Conformément aux dispositions de l’article 682 du Code général des impôts, à défaut d’acte, les mutations à titre onéreux d’immeubles ou de droits immobiliers sont soumises aux droits d’enregistrement selon le taux prévu pour les opérations de même nature donnant lieu au paiement de la taxe de publicité foncière. L’article 683 du même code précise que les actes civils et judiciaires translatifs de propriété ou d’usufruit de biens immeubles à titre onéreux sont assujettis à une taxe de publicité foncière ou à un droit d’enregistrement au taux prévu à l’article 1594 D, soit 3,80 % avec modulation possible par les conseils départementaux sans que ces modifications puissent avoir pour effet de le réduire à moins de 1,20 % ou de le relever au-delà de 4,50 %. « En application d’une jurisprudence constante de la Cour de cassation, la décision de distribution de dividendes constitue un acte juridique unilatéral et non un contrat », précise le ministre de l’Action et des Comptes publics.

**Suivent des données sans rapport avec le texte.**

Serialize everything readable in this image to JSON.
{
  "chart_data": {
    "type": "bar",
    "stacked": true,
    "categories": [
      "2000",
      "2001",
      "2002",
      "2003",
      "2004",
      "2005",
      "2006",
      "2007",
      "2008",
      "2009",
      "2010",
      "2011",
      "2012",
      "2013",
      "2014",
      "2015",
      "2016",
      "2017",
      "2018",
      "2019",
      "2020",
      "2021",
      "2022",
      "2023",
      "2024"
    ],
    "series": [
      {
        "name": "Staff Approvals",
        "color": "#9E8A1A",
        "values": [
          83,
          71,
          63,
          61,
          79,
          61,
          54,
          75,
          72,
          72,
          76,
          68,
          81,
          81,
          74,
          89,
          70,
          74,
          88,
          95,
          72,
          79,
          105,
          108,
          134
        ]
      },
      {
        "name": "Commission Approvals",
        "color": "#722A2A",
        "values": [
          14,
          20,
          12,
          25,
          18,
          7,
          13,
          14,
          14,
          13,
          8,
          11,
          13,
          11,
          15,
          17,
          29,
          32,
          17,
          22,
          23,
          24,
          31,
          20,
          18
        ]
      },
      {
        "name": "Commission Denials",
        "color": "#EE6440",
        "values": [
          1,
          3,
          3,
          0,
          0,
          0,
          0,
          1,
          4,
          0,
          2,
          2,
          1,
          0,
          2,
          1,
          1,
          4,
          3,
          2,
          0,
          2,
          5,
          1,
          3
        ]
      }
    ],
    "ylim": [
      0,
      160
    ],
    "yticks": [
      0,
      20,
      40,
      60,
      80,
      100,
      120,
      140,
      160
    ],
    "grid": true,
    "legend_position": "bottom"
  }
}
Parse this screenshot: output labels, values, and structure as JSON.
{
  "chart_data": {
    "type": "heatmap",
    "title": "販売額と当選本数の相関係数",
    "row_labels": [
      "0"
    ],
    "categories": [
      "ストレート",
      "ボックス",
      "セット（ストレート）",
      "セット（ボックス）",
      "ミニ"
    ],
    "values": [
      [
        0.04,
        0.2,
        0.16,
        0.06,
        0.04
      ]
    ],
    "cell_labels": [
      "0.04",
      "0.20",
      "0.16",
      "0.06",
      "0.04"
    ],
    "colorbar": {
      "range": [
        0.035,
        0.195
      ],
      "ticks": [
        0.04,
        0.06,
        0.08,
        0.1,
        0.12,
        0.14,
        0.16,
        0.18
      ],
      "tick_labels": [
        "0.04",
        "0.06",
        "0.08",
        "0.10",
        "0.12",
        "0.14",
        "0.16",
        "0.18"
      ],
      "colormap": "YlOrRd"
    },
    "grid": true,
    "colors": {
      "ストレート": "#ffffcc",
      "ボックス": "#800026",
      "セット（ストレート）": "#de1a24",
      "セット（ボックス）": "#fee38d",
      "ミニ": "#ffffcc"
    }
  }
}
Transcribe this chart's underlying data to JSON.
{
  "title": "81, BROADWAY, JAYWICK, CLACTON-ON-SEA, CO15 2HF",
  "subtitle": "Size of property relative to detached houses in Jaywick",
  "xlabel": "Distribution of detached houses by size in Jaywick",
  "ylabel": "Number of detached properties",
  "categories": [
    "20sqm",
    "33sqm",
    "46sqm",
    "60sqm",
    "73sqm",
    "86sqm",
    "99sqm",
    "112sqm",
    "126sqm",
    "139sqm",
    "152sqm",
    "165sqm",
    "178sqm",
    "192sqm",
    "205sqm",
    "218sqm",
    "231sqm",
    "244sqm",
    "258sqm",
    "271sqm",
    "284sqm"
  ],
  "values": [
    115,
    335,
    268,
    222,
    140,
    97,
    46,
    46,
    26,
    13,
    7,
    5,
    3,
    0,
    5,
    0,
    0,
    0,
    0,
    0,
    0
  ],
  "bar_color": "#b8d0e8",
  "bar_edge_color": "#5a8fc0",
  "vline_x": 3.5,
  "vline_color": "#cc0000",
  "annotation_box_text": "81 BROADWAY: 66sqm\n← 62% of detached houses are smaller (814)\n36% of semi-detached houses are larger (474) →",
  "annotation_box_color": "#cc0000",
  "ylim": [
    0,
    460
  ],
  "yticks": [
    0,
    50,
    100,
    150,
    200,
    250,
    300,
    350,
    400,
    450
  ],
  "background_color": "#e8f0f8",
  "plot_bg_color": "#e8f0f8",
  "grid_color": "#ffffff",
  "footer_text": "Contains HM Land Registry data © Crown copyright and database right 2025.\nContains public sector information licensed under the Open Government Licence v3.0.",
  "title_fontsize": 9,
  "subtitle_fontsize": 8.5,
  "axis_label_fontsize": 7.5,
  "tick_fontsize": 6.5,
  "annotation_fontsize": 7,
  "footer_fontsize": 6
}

Le versement de dividendes par la remise de biens immobiliers ne constitue pas une transmission de propriété de bien immobilier à titre onéreux et dès lors n’est pas taxable aux droits de mutation à titre onéreux. « Il n’en demeure pas moins qu’une telle opération n’échappe pas à toute fiscalité, poursuit le ministre. En effet, l’attribution aux associés de produits en nature, telle que par exemple la remise d’un immeuble gratuitement ou à prix réduit, constitue une distribution imposable à l’impôt sur le revenu dans la catégorie des revenus de capitaux mobiliers sur le fondement de l’article 109 du Code général des impôts ».